Editorial
  G7’s pledge for a grand vaccination coalition to combat the pandemics
  14-06-2021

The G7 leaders called for a grand vaccination coalition to combat the pandemic, predicting that the waves of mutants and variants that experts are warning could be more dangerous for mankind across the world. Against the ongoing havoc, Covax, a vaccination alliance backed by the WHO, is struggling with commitments for only 150 million doses against the actual needs to vaccinate people in poor countries by the end of the year. Summit’s pledge on vaccines for poorer nations fell far short of the 11 billion doses needed to end a pandemic that has claimed nearly four million lives and wrecked economies around the globe.

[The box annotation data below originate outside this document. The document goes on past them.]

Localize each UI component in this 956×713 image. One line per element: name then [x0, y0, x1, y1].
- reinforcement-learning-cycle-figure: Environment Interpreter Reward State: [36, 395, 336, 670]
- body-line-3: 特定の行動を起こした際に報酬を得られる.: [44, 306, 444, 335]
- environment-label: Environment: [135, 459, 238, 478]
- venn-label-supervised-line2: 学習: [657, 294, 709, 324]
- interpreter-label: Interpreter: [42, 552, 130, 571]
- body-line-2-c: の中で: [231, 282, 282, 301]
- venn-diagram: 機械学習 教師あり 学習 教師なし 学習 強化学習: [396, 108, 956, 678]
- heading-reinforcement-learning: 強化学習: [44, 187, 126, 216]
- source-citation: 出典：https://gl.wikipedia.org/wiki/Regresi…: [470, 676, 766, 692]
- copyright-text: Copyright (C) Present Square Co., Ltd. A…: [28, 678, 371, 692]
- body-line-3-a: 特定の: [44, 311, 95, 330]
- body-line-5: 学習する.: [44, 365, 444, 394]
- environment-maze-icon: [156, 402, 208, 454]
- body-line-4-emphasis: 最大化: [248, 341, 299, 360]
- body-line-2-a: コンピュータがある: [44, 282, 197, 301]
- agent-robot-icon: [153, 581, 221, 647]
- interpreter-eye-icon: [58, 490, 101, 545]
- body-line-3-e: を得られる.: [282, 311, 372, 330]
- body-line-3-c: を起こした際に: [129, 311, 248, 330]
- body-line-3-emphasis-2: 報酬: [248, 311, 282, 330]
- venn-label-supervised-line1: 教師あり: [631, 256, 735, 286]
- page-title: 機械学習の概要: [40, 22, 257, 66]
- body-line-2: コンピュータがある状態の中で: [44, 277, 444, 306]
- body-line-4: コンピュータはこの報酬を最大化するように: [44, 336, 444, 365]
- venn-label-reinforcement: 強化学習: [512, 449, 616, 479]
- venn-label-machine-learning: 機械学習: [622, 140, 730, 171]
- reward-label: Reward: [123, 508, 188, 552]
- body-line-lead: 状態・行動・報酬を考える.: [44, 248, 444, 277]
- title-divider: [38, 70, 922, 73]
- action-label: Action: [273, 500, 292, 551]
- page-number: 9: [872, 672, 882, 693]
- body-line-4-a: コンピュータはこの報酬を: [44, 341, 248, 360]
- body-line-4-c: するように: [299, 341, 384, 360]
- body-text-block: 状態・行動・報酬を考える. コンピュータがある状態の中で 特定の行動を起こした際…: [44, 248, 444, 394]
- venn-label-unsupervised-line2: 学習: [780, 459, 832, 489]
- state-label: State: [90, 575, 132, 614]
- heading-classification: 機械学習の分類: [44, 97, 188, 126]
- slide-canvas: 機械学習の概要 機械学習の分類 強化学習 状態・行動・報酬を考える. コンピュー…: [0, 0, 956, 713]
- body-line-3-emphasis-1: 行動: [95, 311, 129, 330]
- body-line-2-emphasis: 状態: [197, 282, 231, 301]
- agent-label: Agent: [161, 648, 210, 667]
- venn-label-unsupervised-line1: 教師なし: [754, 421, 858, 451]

London sought to bring all sides together using the ‘soft power’ diplomacy of Queen Elizabeth II and her heir Prince Charles, at the reception for G7 leaders and EU chiefs. The host of G7 summit, British PM Johnson’s   call-to-action may not match Winston Churchill’s call of by gone days ‘We shall fight on the beaches’ speech in 1940 which could pave the way for a modern Allied effort against a viral invasion that has claimed more than 3.5 million lives and shattered billions of livelihoods. Drawing parallels to Churchill’s address to the British parliament in 1940 after the miraculous rescue of 338,000 British and Allied troops from Dunkirk in France by civilian boats ahead of the German advance. The Battle of France was lost, but the successful operation gave Churchill a platform to launch a global campaign against the Axis powers led by Germany. Knowing that only a concerted allied counter-offensive would save the world`s future after the failure of the WHO and the United Nations to rally countries early in 2020 when the  Covid-19 begun,  Johnson called nations to join forces against the coronavirus that does not respect borders, people or country across the world. He also said the West’s intentions to promote democratic values with concrete actions, ‘helping the world’s poorest countries to develop themselves in a way that is clean and green and sustainable’. Boris Johnson, host of the summit held in southwest England, had described Biden as a ‘big breath of fresh air’ and told the G7 stood united anew in its ‘democratic values’. German chancellor Angela Merkel, attending her last G7 expressed that Biden had brought ‘new momentum’ to resolving the world’s problems.



US President Biden and his colleagues from Britain, Canada, France, Germany, Italy and Japan called to start up  the power of democracy, freedom, equality, the rule of law and respect for human rights to overcome the greatest challenges being faced by the world. Earlier, at a news conference before heading on to a NATO summit  and showdown talks with Russian President Vladimir Putin, Biden believed his fellow leaders agreed ‘America is back at the table and fully engaged in a ‘contest with autocracies’ but was not seeking ‘conflict’ with Beijing or Moscow. On the other hand G7’s call contradicting China’s trillion-dollar Belt and Road infrastructure initiative the allies adopted a US initiative to ‘collectively catalyse’ hundreds of billions of infrastructure investment for a rival G7 plan called the ‘Build Back Better World’ project. Biden termed the project saying it would be ‘much more equitable’ than China’s own lending spree in the developing world.



Attending G7 talks as guests India and South Africa had pressed for the gathering to waive intellectual property rights on Western vaccines. Thugh, campaigners complained the G7 had failed to flesh out how it will pay for a newly agreed ‘Nature Compact’ – aimed to protect 30 per cent of the world’s land and oceans from despoliation by 2030. Again, Max Lawson, head of inequality policy at aid group Oxfam said G7 summit will live on in infamy, when the world ‘Faced with the biggest health emergency marked by climate catastrophe that is destroying our planet, but the summit leaders have completely failed to meet the challenges of our times.’The G7 leaders also condemned Beijing over rights abuses in Xinjiang and Hong Kong. French president Emmanuel Macron welcomed the G7’s resurgence under Biden as a ‘collection of democracies’, adding that the West also had to work with Beijing. Nevertheless, the G7 risked inflaming tensions further by pressing China to let experts from the World Health Organisation further investigate how Covid-19 first emerged.

The people of the globe will be  eagerly looking after the future actions of the G7 leaders to combat the global havoc.